Ever since the terrorist attacks of Sept. 11, 2001, the U.S. Department of Homeland Security has consistently called upon San Francisco International Airport to join the front line of border protection by testing new security equipment and procedures. From screener checkpoints to centralized baggage scanning, improvements first tested successfully at SFO have now become part of standard U.S. airport anti-terrorist defenses.
The latest call on SFO to test-pilot enhanced identity confirmation methods was announced Tuesday. The Bay Area’s premier airport will be the only West Coast destination among 10 major air hubs — including JFK in New York and Chicago’s O’Hare — to debut advanced 10-fingerprint scanners this year.

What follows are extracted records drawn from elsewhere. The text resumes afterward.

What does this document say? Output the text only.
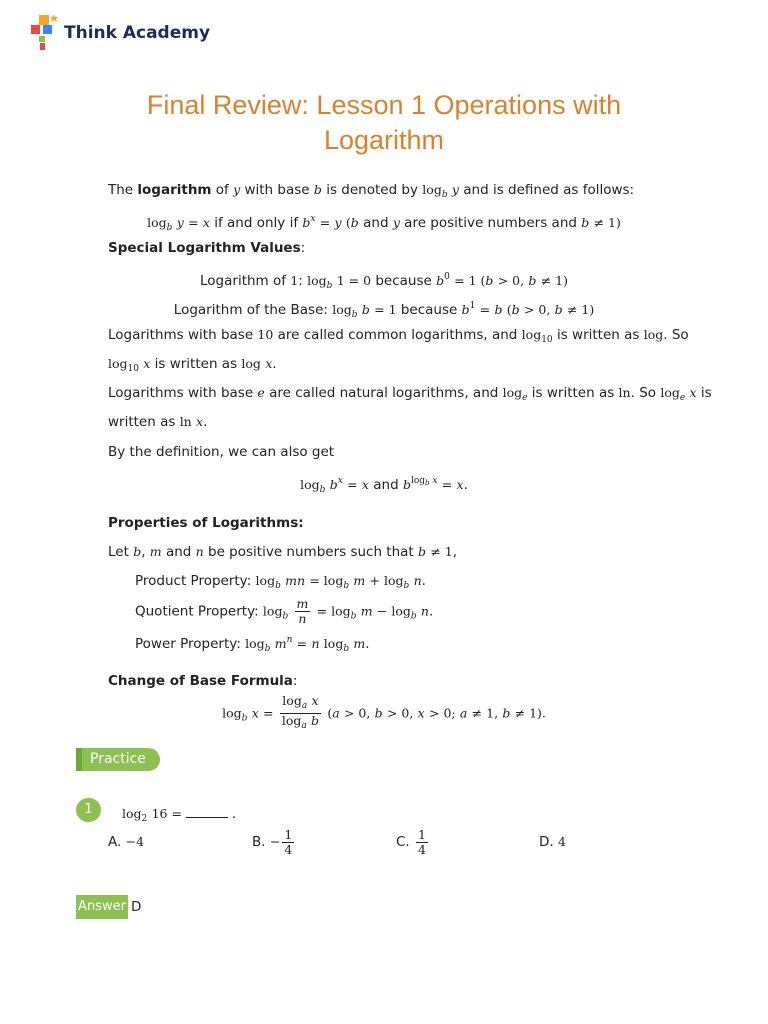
Think Academy
Final Review: Lesson 1 Operations with
Logarithm
The logarithm of y with base b is denoted by $\log_b y$ and is defined as follows:
$\log_b y = x$ if and only if $b^x = y$ (b and y are positive numbers and b ≠ 1)
Special Logarithm Values:
Logarithm of 1: $\log_b 1 = 0$ because $b^0 = 1$ (b > 0, b ≠ 1)
Logarithm of the Base: $\log_b b = 1$ because $b^1 = b$ (b > 0, b ≠ 1)
Logarithms with base 10 are called common logarithms, and $\log_{10}$ is written as log. So
$\log_{10} x$ is written as log x.
Logarithms with base e are called natural logarithms, and $\log_e$ is written as ln. So $\log_e x$ is
written as ln x.
By the definition, we can also get
$\log_b b^x = x$ and $b^{logb}$ $^x$ = x.
Properties of Logarithms:
Let b, m and n be positive numbers such that b ≠ 1,
Product Property: $\log_b$ mn = $\log_b m + \log_b n$.
Quotient Property: $\log_b \frac{m}{n} = \log_b m - \log_b n$.
Power Property: $\log_b m^n = n$ $\log_b m$.
Change of Base Formula:
$\log_b x = \frac{\log_a x}{\log_a b} (a > 0$, b > 0, x > 0; a ≠ 1, b ≠ 1).
Practice
1	$\log_2 16$ =	.
A. −4	B. − $\frac{1}{4}$	C. $\frac{1}{4}$	D. 4
Answer D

The US-VISIT program is phasing in required 10-fingerprint scans for foreign visitors arriving from nations that need visas or from countries in the U.S. Visa Waiver Program. Currently such visitors must provide two fingerprints and a facial photograph when entering the United States. These two-fingerprint scans have been carried out at SFO for nearly two years with no problems.

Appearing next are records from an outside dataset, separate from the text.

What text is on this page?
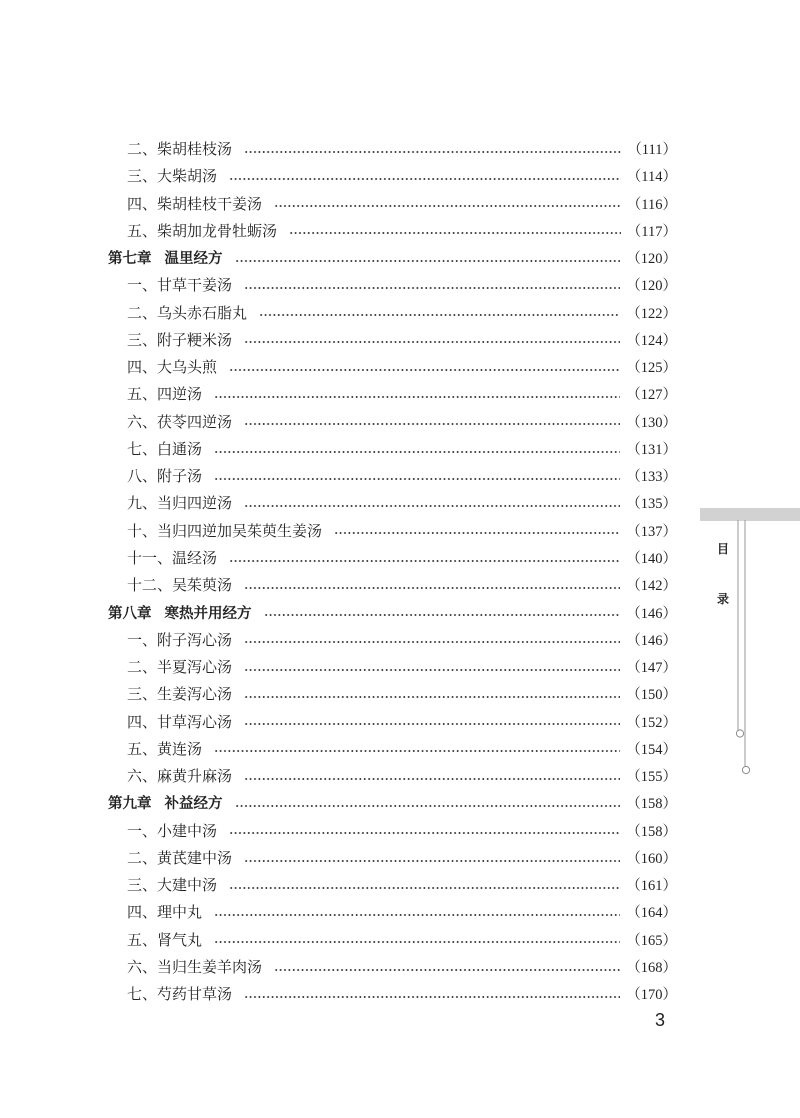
二、柴胡桂枝汤	（111）
三、大柴胡汤	（114）
四、柴胡桂枝干姜汤	（116）
五、柴胡加龙骨牡蛎汤	（117）
第七章 温里经方	（120）
一、甘草干姜汤	（120）
二、乌头赤石脂丸	（122）
三、附子粳米汤	（124）
四、大乌头煎	（125）
五、四逆汤	（127）
六、茯苓四逆汤	（130）
七、白通汤	（131）
八、附子汤	（133）
九、当归四逆汤	（135）
十、当归四逆加吴茱萸生姜汤	（137）
十一、温经汤	（140）
十二、吴茱萸汤	（142）
第八章 寒热并用经方	（146）
一、附子泻心汤	（146）
二、半夏泻心汤	（147）
三、生姜泻心汤	（150）
四、甘草泻心汤	（152）
五、黄连汤	（154）
六、麻黄升麻汤	（155）
第九章 补益经方	（158）
一、小建中汤	（158）
二、黄芪建中汤	（160）
三、大建中汤	（161）
四、理中丸	（164）
五、肾气丸	（165）
六、当归生姜羊肉汤	（168）
七、芍药甘草汤	（170）
目
录
3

By now, the two-fingerprint U.S. arrival system is being used at 115 airports, 15 seaports and 154 land border checks. About 100 million fingerprints have been taken so far, and more than 34,000 people were denied entry after their fingerprints were checked against U.S. security watch lists. The FBI and CIA also have access to airport fingerprint data.
In some ways, succeeding with the new 10-fingerprint scan test will be SFO’s greatest security challenge yet. Many European Union officials have been highly dubious about the increasingly stringent U.S. travel security demands. The US-VISIT technical operations director went to European Union headquarters in Brussels, Belgium, on Monday with reassurances that fingerprint scans would be collected under strict U.S. privacy protection rules.

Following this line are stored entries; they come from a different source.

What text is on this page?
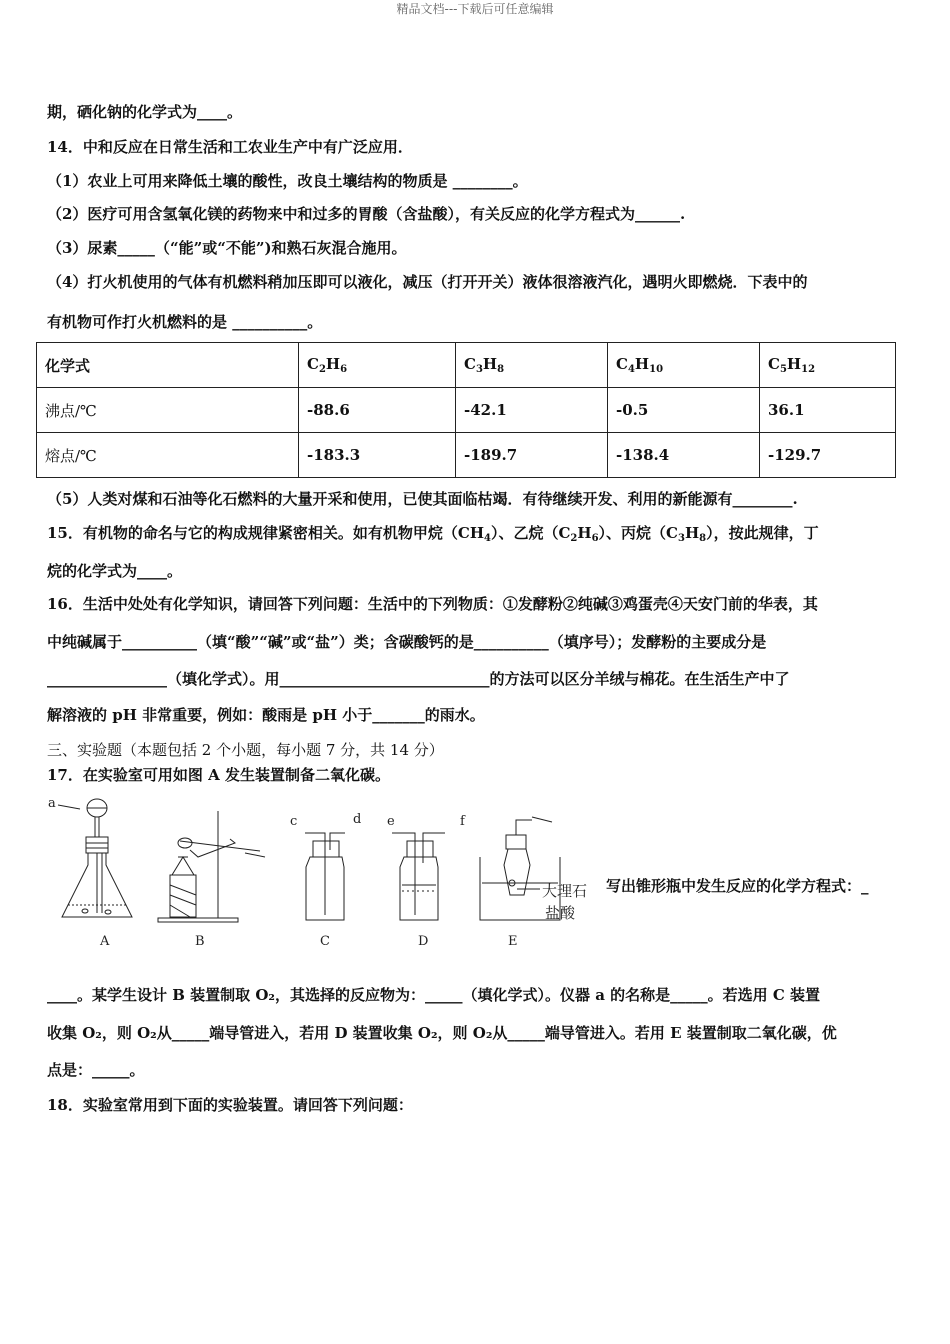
精品文档---下载后可任意编辑
期，硒化钠的化学式为____。
14．中和反应在日常生活和工农业生产中有广泛应用．
（1）农业上可用来降低土壤的酸性，改良土壤结构的物质是 ________。
（2）医疗可用含氢氧化镁的药物来中和过多的胃酸（含盐酸），有关反应的化学方程式为______.
（3）尿素_____（“能”或“不能”)和熟石灰混合施用。
（4）打火机使用的气体有机燃料稍加压即可以液化，减压（打开开关）液体很溶液汽化，遇明火即燃烧．下表中的
有机物可作打火机燃料的是 __________。
化学式	$C_2H_6$	$C_3H_8$	$C_4H_{10}$	$C_5H_{12}$
沸点/℃	-88.6	-42.1	-0.5	36.1
熔点/℃	-183.3	-189.7	-138.4	-129.7
（5）人类对煤和石油等化石燃料的大量开采和使用，已使其面临枯竭．有待继续开发、利用的新能源有________.
15．有机物的命名与它的构成规律紧密相关。如有机物甲烷$(CH_4)$、乙烷$(C_2H_6)$、丙烷$(C_3H_8)$，按此规律，丁
烷的化学式为____。
16．生活中处处有化学知识，请回答下列问题：生活中的下列物质：①发酵粉②纯碱③鸡蛋壳④天安门前的华表，其
中纯碱属于__________（填“酸”“碱”或“盐”）类；含碳酸钙的是__________（填序号）；发酵粉的主要成分是
________________（填化学式）。用____________________________的方法可以区分羊绒与棉花。在生活生产中了
解溶液的 pH 非常重要，例如：酸雨是 pH 小于_______的雨水。
三、实验题（本题包括 2 个小题，每小题 7 分，共 14 分）
17．在实验室可用如图 A 发生装置制备二氧化碳。
a
A	B
c	d
C
e	f
D
大理石
盐酸
E
写出锥形瓶中发生反应的化学方程式：_
____。某学生设计 B 装置制取 O₂，其选择的反应物为：_____（填化学式）。仪器 a 的名称是_____。若选用 C 装置
收集 O₂，则 O₂从_____端导管进入，若用 D 装置收集 O₂，则 O₂从_____端导管进入。若用 E 装置制取二氧化碳，优
点是：_____。
18．实验室常用到下面的实验装置。请回答下列问题：
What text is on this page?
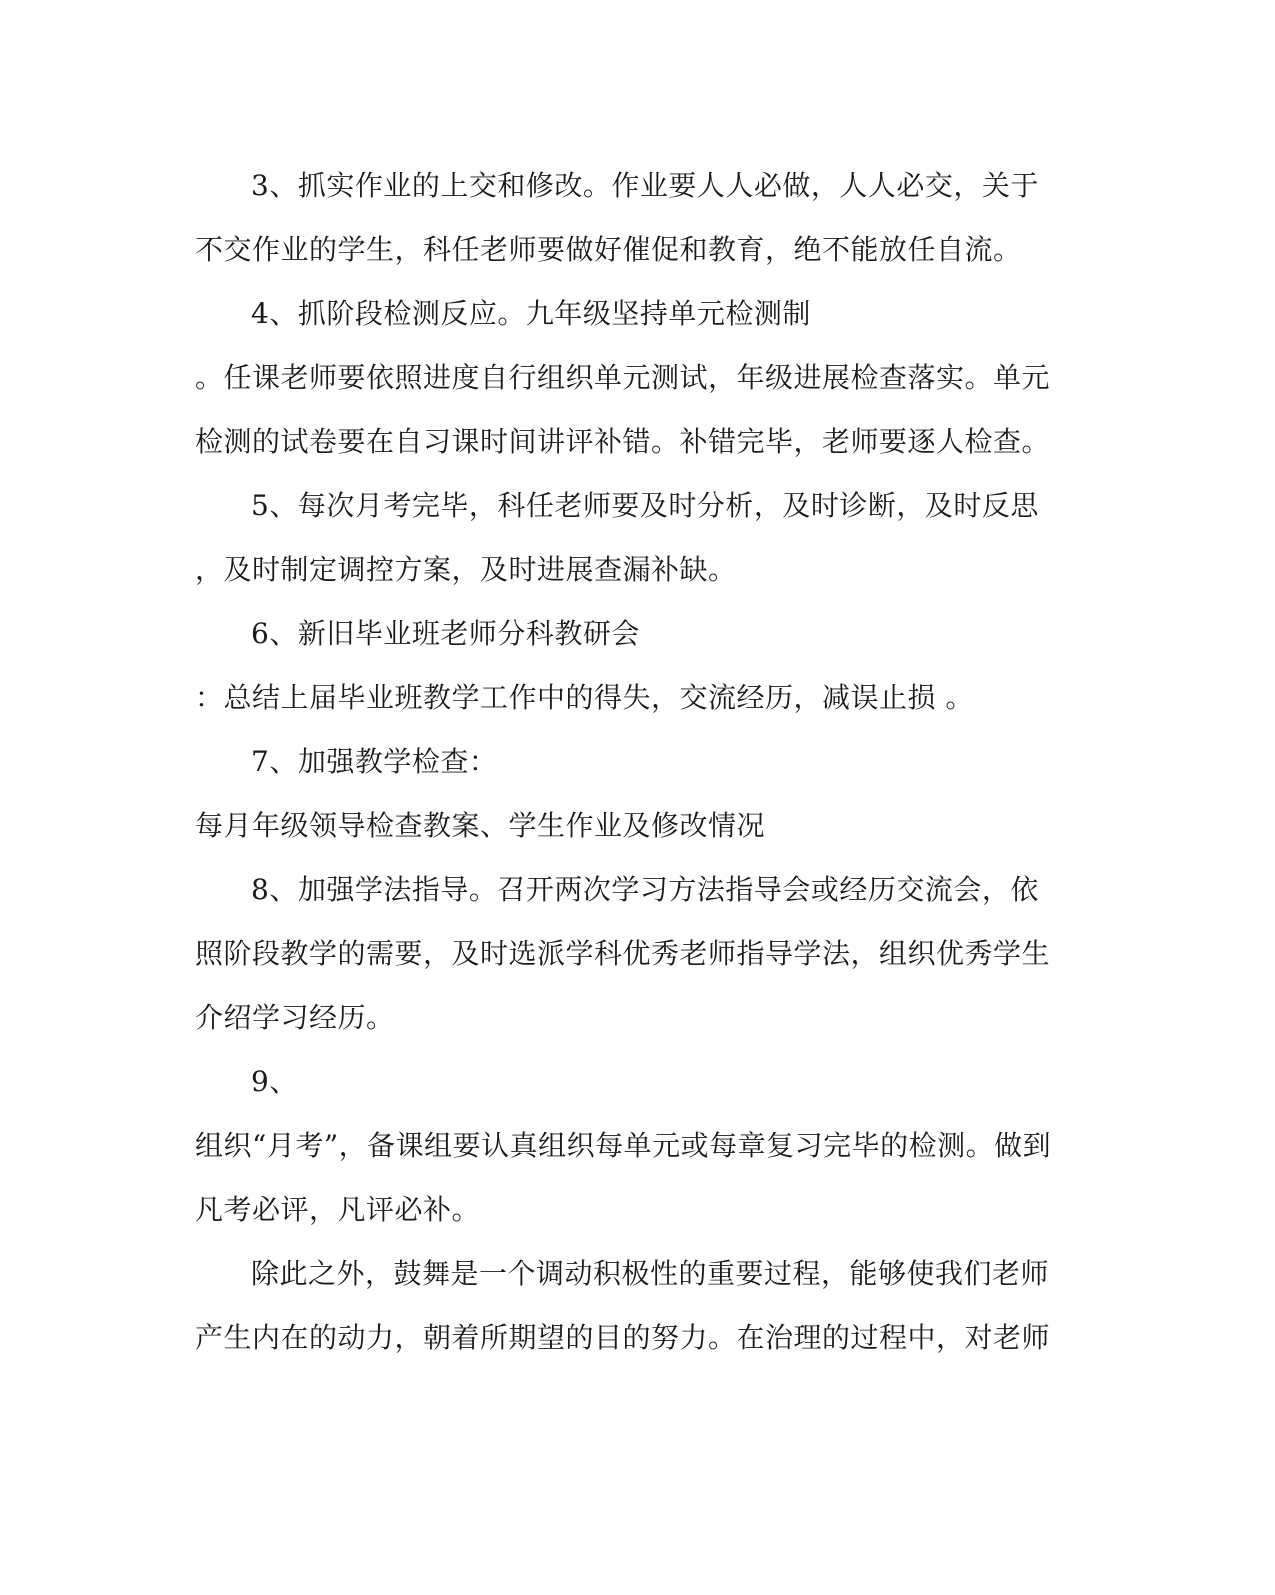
3、抓实作业的上交和修改。作业要人人必做，人人必交，关于
不交作业的学生，科任老师要做好催促和教育，绝不能放任自流。
4、抓阶段检测反应。九年级坚持单元检测制
。任课老师要依照进度自行组织单元测试，年级进展检查落实。单元
检测的试卷要在自习课时间讲评补错。补错完毕，老师要逐人检查。
5、每次月考完毕，科任老师要及时分析，及时诊断，及时反思
，及时制定调控方案，及时进展查漏补缺。
6、新旧毕业班老师分科教研会
：总结上届毕业班教学工作中的得失，交流经历，减误止损 。
7、加强教学检查：
每月年级领导检查教案、学生作业及修改情况
8、加强学法指导。召开两次学习方法指导会或经历交流会，依
照阶段教学的需要，及时选派学科优秀老师指导学法，组织优秀学生
介绍学习经历。
9、
组织“月考”，备课组要认真组织每单元或每章复习完毕的检测。做到
凡考必评，凡评必补。
除此之外，鼓舞是一个调动积极性的重要过程，能够使我们老师
产生内在的动力，朝着所期望的目的努力。在治理的过程中，对老师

If the Homeland Security Department does not accomplish a smooth and diplomatic phase-in of 10-fingerprint scanning at SFO, the Open Skies Agreement could be slower at bringing its benefits to the airport. Open Skies is a recently negotiated treaty between the U.S. and European Union, making it easier for European and American airlines to fly to more cities on either side of the Atlantic.
This agreement has already been instrumental in attracting Virgin America and Irish airline Aer Lingus to SFO. Qatar Airways has the airport on its short list for choice American destinations, and SFO executives are in active negotiations with other European carriers.
We are betting that SFO will be successful at helping establish 10-fingerprint scanning and that when the Homeland Security Department gets ready to try out facial and eye retina scans, SFO will again be one of the first airports called upon to test the newbiometric devices and prove them as a viable element of American anti-terrorist defenses.